O crescente envolvimento de empresas privadas de tecnologia na educação pública também é destacado como alarmante, pois afasta a tomada de decisões dos educadores e governos, priorizando o lucro em detrimento dos melhores interesses dos alunos.
Em relação às disparidades de conectividade e falta de infraestrutura digital básica de um terço da população mundial, qualquer ação de uso ou integração de IA que negligencia a perspectiva de direitos humanos está destinada “a aumentar as desigualdades, intensificando o que se chama de divisão digital”.
Shaheed enfatiza a necessidade de os Estados regularem as plataformas de IA na educação sob a perspectiva de garantia de direitos, colocando-se em oposição à inserção direta de plataformas e aplicações de IA de caráter comercial baseadas na ampla extração de dados (dataficação).
O relatório pontua, no entanto, que se os critérios de garantia de direitos forem atendidos, a IA pode pode se tornar aliada do direito à educação, especialmente para pessoas excluídas do processo educacional, como pessoas com deficiência e afastadas dos centros urbanos.
Para acabar com essa divisão digital na educação, não basta enfrentar apenas a questão do acesso.
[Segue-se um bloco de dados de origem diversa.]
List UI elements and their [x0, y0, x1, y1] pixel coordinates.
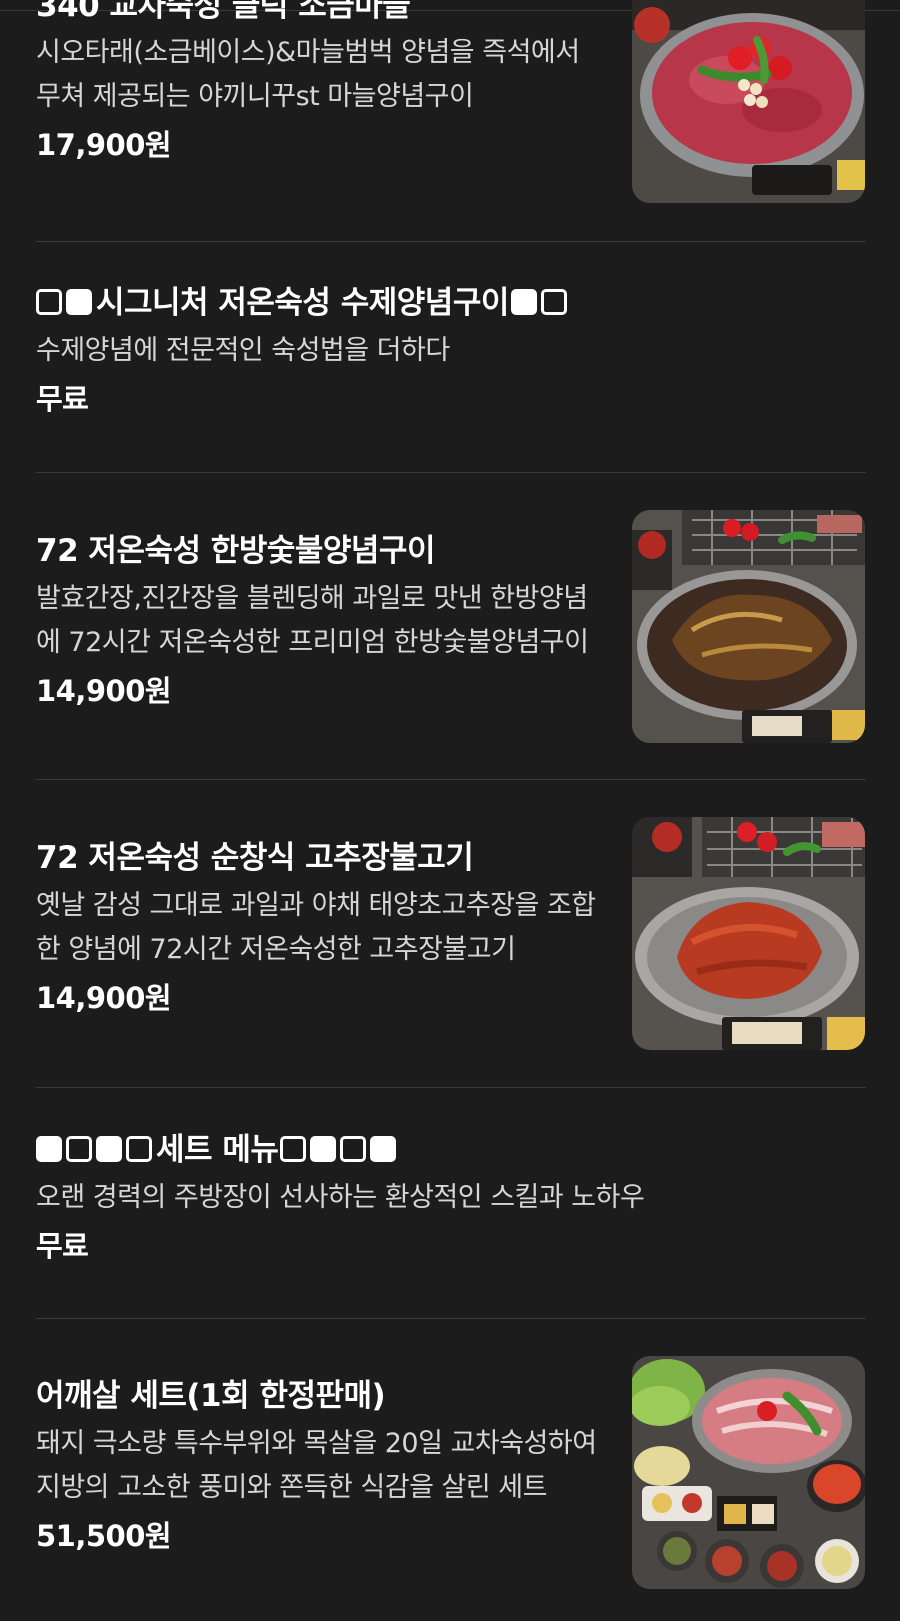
menu-item-price: 무료 — [36, 1229, 89, 1263]
menu-item-title: 시그니처 저온숙성 수제양념구이 — [96, 285, 509, 321]
menu-item-title-row: 세트 메뉴 — [36, 1130, 866, 1170]
menu-item-photo-hanbang[interactable] — [632, 510, 865, 743]
menu-item-signature-header[interactable]: 시그니처 저온숙성 수제양념구이 수제양념에 전문적인 숙성법을 더하다 무료 — [36, 283, 866, 419]
white-square-outline-icon — [280, 1136, 307, 1162]
white-square-filled-icon — [66, 289, 92, 315]
menu-item-title: 72 저온숙성 한방숯불양념구이 — [36, 533, 435, 569]
menu-item-title: 340 교차숙성 클럭 소금마늘 — [36, 0, 411, 24]
menu-item-description: 옛날 감성 그대로 과일과 야채 태양초고추장을 조합한 양념에 72시간 저온… — [36, 890, 596, 965]
menu-divider — [36, 1318, 866, 1319]
menu-item-description: 수제양념에 전문적인 숙성법을 더하다 — [36, 335, 450, 366]
menu-item-photo-gochujang[interactable] — [632, 817, 865, 1050]
menu-divider — [36, 472, 866, 473]
white-square-filled-icon — [310, 1136, 337, 1162]
menu-item-price: 무료 — [36, 382, 89, 416]
menu-item-title: 72 저온숙성 순창식 고추장불고기 — [36, 840, 474, 876]
white-square-outline-icon — [540, 289, 567, 315]
menu-item-description: 발효간장,진간장을 블렌딩해 과일로 맛낸 한방양념에 72시간 저온숙성한 프… — [36, 583, 589, 658]
menu-divider — [36, 779, 866, 780]
white-square-outline-icon — [340, 1136, 367, 1162]
white-square-outline-icon — [66, 1136, 92, 1162]
white-square-filled-icon — [96, 1136, 122, 1162]
menu-divider — [36, 1087, 866, 1088]
white-square-outline-icon — [36, 289, 62, 315]
menu-item-description: 돼지 극소량 특수부위와 목살을 20일 교차숙성하여 지방의 고소한 풍미와 … — [36, 1428, 597, 1503]
menu-item-description: 오랜 경력의 주방장이 선사하는 환상적인 스킬과 노하우 — [36, 1182, 645, 1213]
white-square-filled-icon — [370, 1136, 397, 1162]
white-square-filled-icon — [36, 1136, 62, 1162]
menu-divider — [36, 241, 866, 242]
menu-item-title: 세트 메뉴 — [156, 1132, 279, 1168]
white-square-filled-icon — [510, 289, 537, 315]
menu-item-photo-garlic-salt[interactable] — [632, 0, 865, 203]
menu-item-set-header[interactable]: 세트 메뉴 오랜 경력의 주방장이 선사하는 환상적인 스킬과 노하우 무료 — [36, 1130, 866, 1266]
white-square-outline-icon — [126, 1136, 152, 1162]
menu-item-title: 어깨살 세트(1회 한정판매) — [36, 1378, 386, 1414]
menu-item-photo-shoulder-set[interactable] — [632, 1356, 865, 1589]
menu-item-title-row: 시그니처 저온숙성 수제양념구이 — [36, 283, 866, 323]
menu-item-description: 시오타래(소금베이스)&마늘범벅 양념을 즉석에서 무쳐 제공되는 야끼니꾸st… — [36, 37, 580, 112]
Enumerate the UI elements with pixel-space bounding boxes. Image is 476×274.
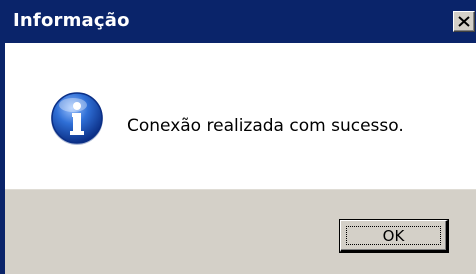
close-button[interactable] bbox=[453, 11, 475, 32]
information-icon bbox=[49, 91, 105, 147]
ok-button[interactable]: OK bbox=[339, 219, 449, 253]
dialog-button-bar: OK bbox=[5, 189, 476, 274]
dialog-title: Informação bbox=[13, 10, 130, 31]
ok-button-label: OK bbox=[382, 226, 405, 245]
dialog-body: Conexão realizada com sucesso. bbox=[5, 43, 476, 189]
close-icon bbox=[458, 16, 470, 27]
title-bar[interactable]: Informação bbox=[5, 0, 476, 43]
dialog-window: Informação Conexão realizada com sucesso… bbox=[0, 0, 476, 274]
dialog-message: Conexão realizada com sucesso. bbox=[127, 116, 404, 136]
Os Estados devem incluir conectividade de qualidade e disponibilidade de dispositivos compatíveis com as práticas pedagógicas a todas as instituições escolares, além de estabelecer condições adequadas aos estudantes que vão utilizar essas ferramentas.
Contribuições da Campanha incorporadas
As contribuições da Campanha foram todas incorporadas no Relatório. Elas dizem respeito ao papel da IA de impulsionar o bem comum, a paz e o desenvolvimento, desde que integrada a uma estrutura legal de direitos humanos e condicionada à regulação dos Estados.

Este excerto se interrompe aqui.